More recently, Lorena Germán, whose bio reads “antiracist teacher,” took to Twitter to complain how the classics she is supposed to teach were written over 70 years ago.

“Think of US society before then & the values that shaped this nation afterwards. THAT is what is in those books,” she wrote.
The #DisruptTexts movement’s intensity became clear when Jessica Cluess, a young-adult writer, opposed Lorena’s opinion.
“If you think Hawthorne was on the side of the judgmental Puritans . . . then you are an absolute idiot and should not have the title of educator in your Twitter bio,” Clueless replied.

She was blasted and accused of being racist and violent. Some users called on her publisher, Penguin Random House, to cancel her contract. The publisher did not cancel her but her agent, Brooks Sherman, terminated their professional relationship because her remarks were “racist and unacceptable.”
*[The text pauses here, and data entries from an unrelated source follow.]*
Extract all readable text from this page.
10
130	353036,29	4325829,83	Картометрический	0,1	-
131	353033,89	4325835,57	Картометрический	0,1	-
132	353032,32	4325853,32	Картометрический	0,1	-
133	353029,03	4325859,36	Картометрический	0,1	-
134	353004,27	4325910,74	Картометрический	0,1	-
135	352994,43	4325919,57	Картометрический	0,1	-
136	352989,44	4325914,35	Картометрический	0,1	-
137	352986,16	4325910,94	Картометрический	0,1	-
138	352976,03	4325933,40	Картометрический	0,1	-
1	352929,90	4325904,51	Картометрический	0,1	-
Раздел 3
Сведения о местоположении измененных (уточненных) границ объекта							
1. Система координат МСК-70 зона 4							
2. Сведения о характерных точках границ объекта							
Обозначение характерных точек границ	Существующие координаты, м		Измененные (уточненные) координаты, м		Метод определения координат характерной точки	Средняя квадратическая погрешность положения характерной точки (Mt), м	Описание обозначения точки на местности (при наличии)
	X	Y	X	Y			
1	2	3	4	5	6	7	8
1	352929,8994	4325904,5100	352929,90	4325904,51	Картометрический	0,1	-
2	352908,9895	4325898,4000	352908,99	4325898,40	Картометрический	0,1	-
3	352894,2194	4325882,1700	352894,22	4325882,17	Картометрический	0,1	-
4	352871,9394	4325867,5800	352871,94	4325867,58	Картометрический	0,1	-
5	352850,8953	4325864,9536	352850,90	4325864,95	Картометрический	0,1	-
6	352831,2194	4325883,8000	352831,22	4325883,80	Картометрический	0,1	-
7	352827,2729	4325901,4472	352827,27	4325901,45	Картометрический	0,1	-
The efforts of the movement seem to be bearing fruit. In June, Shea Martin tweeted, “Be like Odysseus and embrace the long haul to liberation (and then take the Odyssey out of your curriculum because it’s trash).”

Heather Levine, a teacher of English in Massachusetts, replied, “Hahaha. Very proud to say we got the Odyssey removed from the curriculum this year!” However, we are yet to confirm the truth in her claim.

According to critics of the movement, canceling the classic texts would limit kids from learning literature.

“It’s a tragedy that this anti-intellectual movement of canceling the classics is gaining traction among educators and the mainstream publishing industry,” says science-fiction writer Jon Del Arroz, one of the few people who defended Cluess. “Erasing the history of great works only limits the ability of children to become literate.”

According to Meghan Cox Gurdon, an essayist and children book review at the WSJ, excusing kids from classic texts will make them “suffer a poverty of language and cultural reference.”